P.: Precisamente la aplicación de estos criterios supondría unos grandes ahorros al Estado. ¿Cómo puede ser la voluntad política un problema?

R.: Cabe tener en cuenta que el Ministerio de Sanidad es quien consume los medicamentos, pero quien los acaba pagando es el departamento de Economía. En este sentido, Economía ha manifestado su posicionamiento favorable a este tipo de análisis, mientras que Sanidad ha estado bastante menos activo. Con todo, el sistema descentralizado es un tanto extraño. La partida presupuestaria queda fijada por el Estado, mientras que luego son las comunidades las que pagan los medicamentos. Se dice que se sigue teniendo en cuenta el criterio de coste-efectividad, pero no es verdad.

 

 

P.: ¿Las empresas del sector privado están más actualizadas?

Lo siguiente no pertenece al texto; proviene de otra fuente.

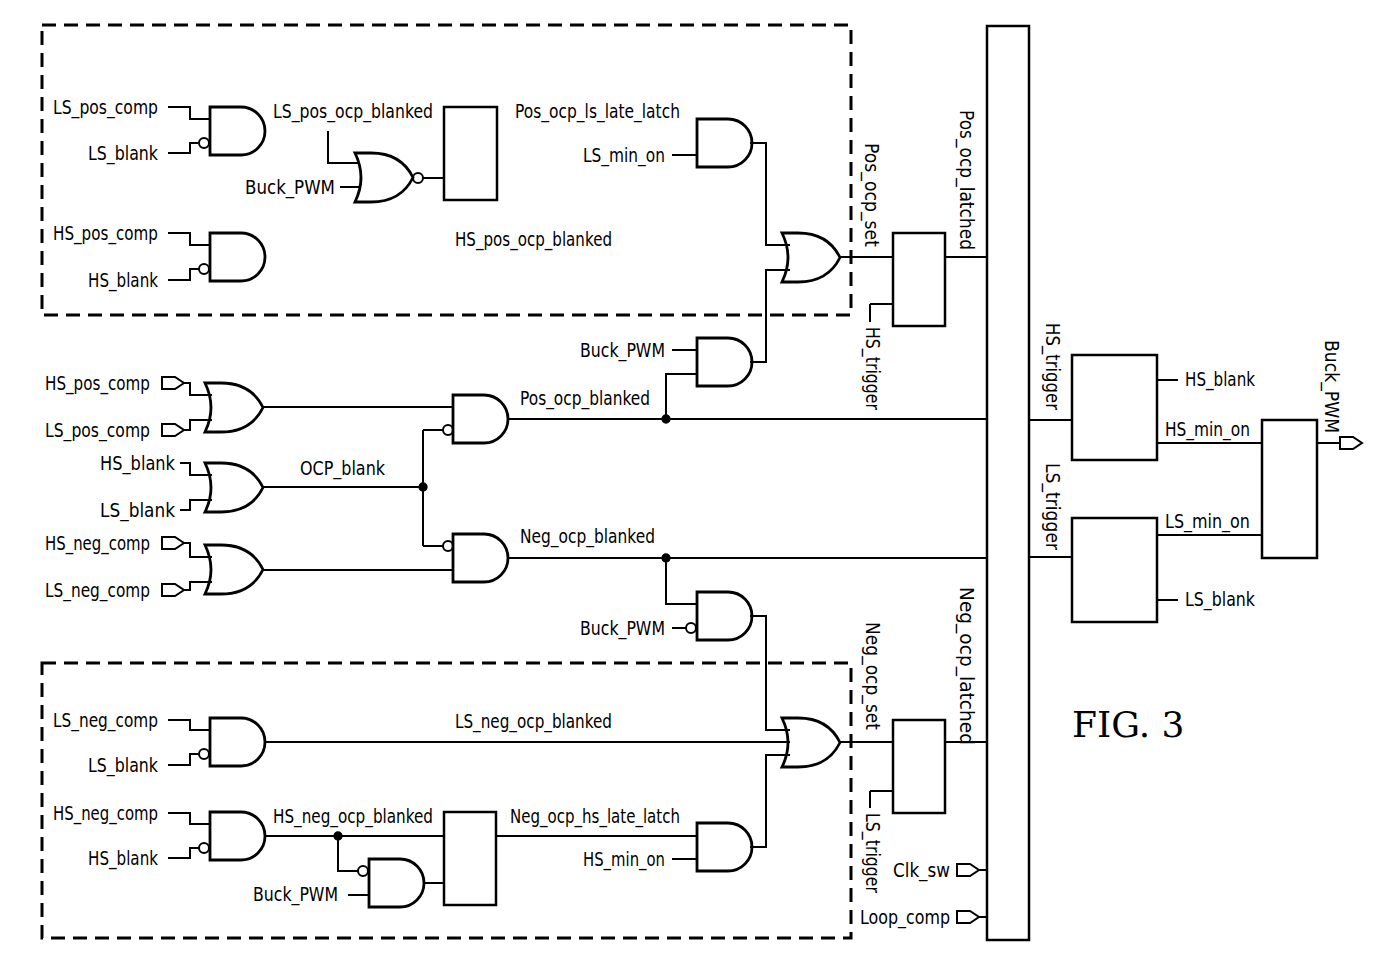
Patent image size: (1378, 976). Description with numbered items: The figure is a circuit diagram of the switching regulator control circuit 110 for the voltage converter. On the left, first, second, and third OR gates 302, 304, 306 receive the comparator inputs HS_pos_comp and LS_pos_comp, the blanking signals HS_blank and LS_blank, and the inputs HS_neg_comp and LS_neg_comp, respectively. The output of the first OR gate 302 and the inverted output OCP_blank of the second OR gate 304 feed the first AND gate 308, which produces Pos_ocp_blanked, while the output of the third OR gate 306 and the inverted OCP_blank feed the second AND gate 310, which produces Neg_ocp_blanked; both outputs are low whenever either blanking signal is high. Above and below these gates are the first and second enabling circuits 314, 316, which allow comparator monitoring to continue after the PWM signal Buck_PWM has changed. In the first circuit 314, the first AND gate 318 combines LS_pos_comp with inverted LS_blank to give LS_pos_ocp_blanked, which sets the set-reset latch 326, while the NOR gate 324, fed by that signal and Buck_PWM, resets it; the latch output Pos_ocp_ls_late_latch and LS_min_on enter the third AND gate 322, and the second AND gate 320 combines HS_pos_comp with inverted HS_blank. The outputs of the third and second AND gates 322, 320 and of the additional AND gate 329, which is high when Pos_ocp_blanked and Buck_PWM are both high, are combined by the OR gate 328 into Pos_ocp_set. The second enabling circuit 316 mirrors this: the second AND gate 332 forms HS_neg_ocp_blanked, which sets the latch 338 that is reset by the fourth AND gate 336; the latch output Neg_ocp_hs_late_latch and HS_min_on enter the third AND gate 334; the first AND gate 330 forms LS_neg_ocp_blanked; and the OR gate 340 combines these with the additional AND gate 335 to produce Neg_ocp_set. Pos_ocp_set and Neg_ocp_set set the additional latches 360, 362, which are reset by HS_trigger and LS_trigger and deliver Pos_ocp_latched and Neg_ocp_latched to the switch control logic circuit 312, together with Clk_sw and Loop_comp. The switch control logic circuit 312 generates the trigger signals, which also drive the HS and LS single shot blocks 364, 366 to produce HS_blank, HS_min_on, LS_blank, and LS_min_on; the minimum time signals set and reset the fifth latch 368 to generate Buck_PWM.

The switching regulator control circuit 110 is at (1252, 106).
The first OR gate 302 is at (254, 388).
The second OR gate 304 is at (254, 468).
The third OR gate 306 is at (254, 550).
The first AND gate 308 is at (475, 395).
The second AND gate 310 is at (475, 534).
The switch control logic circuit 312 is at (1029, 157).
The first circuit 314 is at (858, 84).
The second enabling circuit 316 is at (422, 653).
The first AND gate 318 is at (228, 107).
The second AND gate 320 is at (258, 278).
The third AND gate 322 is at (718, 119).
The NOR gate 324 is at (372, 202).
The set-reset latch 326 is at (467, 107).
The OR gate 328 is at (812, 233).
The additional AND gate 329 is at (745, 378).
The first AND gate 330 is at (255, 725).
The second AND gate 332 is at (233, 860).
The third AND gate 334 is at (718, 872).
The additional AND gate 335 is at (745, 605).
The fourth AND gate 336 is at (385, 906).
The latch 338 is at (496, 883).
The OR gate 340 is at (808, 768).
The additional latch 360 is at (918, 233).
The additional latch 362 is at (918, 720).
The HS single shot block 364 is at (1115, 355).
The LS single shot block 366 is at (1115, 622).
The fifth latch 368 is at (1290, 558).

R.: Se han espabilado más. Muchas de las farmacéuticas, mutuas y algunos de los hospitales tienen centros en diversos países. Como la cultura evaluación de la eficiencia ya se ha instalado en otros estados, las empresas ya la toman como norma. No todas tienen la figura del economista de la salud, pero muchas de ellas externalizan este servicio. La mayoría reconocen la necesidad.

 

P.: ¿Cuáles son los principales retos de la economía de la salud para los próximos años?

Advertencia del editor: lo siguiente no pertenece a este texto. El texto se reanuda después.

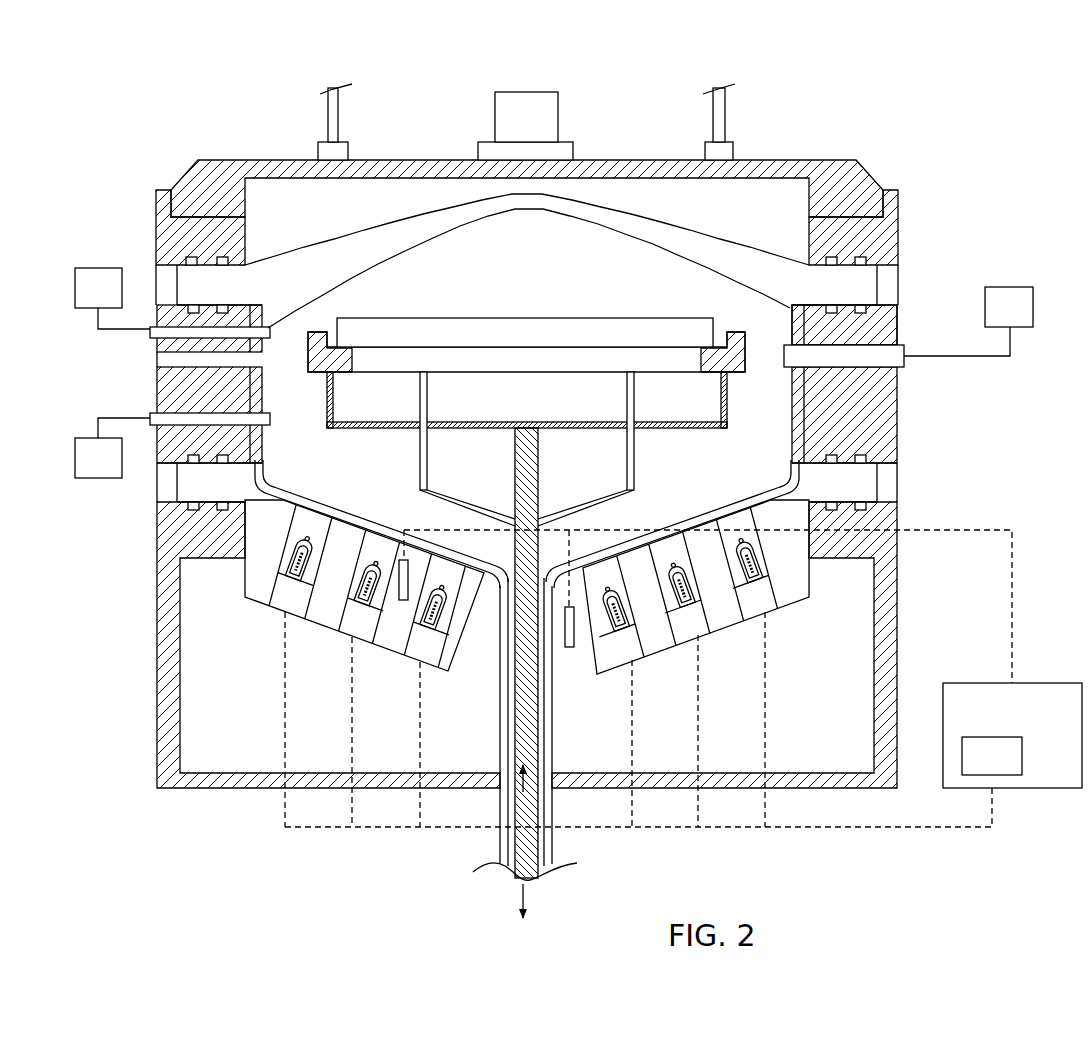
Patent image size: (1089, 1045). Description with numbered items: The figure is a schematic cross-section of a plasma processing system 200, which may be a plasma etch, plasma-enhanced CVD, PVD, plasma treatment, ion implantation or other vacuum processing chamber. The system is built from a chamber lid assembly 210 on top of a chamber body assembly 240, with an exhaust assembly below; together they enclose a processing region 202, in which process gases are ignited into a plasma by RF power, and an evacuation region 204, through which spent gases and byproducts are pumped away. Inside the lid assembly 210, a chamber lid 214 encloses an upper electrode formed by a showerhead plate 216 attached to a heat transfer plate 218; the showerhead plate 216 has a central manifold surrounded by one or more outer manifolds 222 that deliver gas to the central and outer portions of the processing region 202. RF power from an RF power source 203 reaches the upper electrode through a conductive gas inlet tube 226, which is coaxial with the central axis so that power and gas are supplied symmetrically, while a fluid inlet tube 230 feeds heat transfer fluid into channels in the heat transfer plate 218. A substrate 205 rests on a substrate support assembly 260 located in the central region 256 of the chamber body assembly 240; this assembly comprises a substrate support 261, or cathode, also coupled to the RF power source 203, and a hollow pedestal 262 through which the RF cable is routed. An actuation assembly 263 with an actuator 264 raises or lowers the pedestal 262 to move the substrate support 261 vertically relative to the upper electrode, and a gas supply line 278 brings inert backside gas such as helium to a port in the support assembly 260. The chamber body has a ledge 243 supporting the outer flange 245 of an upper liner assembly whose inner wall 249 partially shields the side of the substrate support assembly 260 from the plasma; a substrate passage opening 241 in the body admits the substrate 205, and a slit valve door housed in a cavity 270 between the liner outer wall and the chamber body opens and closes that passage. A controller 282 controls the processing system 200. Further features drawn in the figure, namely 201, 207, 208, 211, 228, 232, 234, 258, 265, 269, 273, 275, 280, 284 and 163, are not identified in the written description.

The plasma processing system 200 is at (906, 46).
The chamber body 201 is at (177, 538).
The processing region 202 is at (284, 595).
The RF power source 203 is at (157, 358).
The evacuation region 204 is at (487, 375).
The substrate 205 is at (626, 390).
The edge ring 207 is at (325, 331).
The substrate support 208 is at (410, 333).
The chamber lid assembly 210 is at (489, 338).
The lower shield 211 is at (421, 386).
The chamber lid 214 is at (360, 517).
The showerhead plate 216 is at (605, 317).
The heat transfer plate 218 is at (560, 117).
The outer manifolds 222 is at (817, 148).
The conductive gas inlet tube 226 is at (727, 112).
The window 228 is at (293, 235).
The fluid inlet tube 230 is at (340, 110).
The shaft 232 is at (538, 465).
The exhaust direction 234 is at (540, 893).
The chamber body assembly 240 is at (404, 602).
The substrate passage opening 241 is at (337, 592).
The ledge 243 is at (447, 672).
The outer flange 245 is at (609, 680).
The inner wall 249 is at (322, 602).
The central region 256 is at (527, 229).
The gap 258 is at (779, 366).
The substrate support assembly 260 is at (892, 338).
The substrate support 261 is at (353, 406).
The hollow pedestal 262 is at (257, 397).
The actuation assembly 263 is at (112, 448).
The actuator 264 is at (157, 424).
The flow path 265 is at (779, 343).
The flow path 269 is at (317, 313).
The cavity 270 is at (219, 357).
The gas source 273 is at (112, 298).
The inlet port 275 is at (157, 327).
The gas supply line 278 is at (900, 360).
The pump 280 is at (968, 321).
The controller 282 is at (683, 678).
The processor 284 is at (992, 756).
The lip 163 is at (788, 481).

R.: Continuar luchando para que finalmente se incluya la eficiencia como criterio de evaluación. Es necesario que los planes formativos sanitarios contengan asignaturas de economía de la salud. A su vez, los estudios de economía deberían incorporar asignaturas sobre economía de la salud. Por otra parte, nuestra cultura debería entender que la eficiencia debe aplicarse en todas las situaciones, sin importar el contexto económico.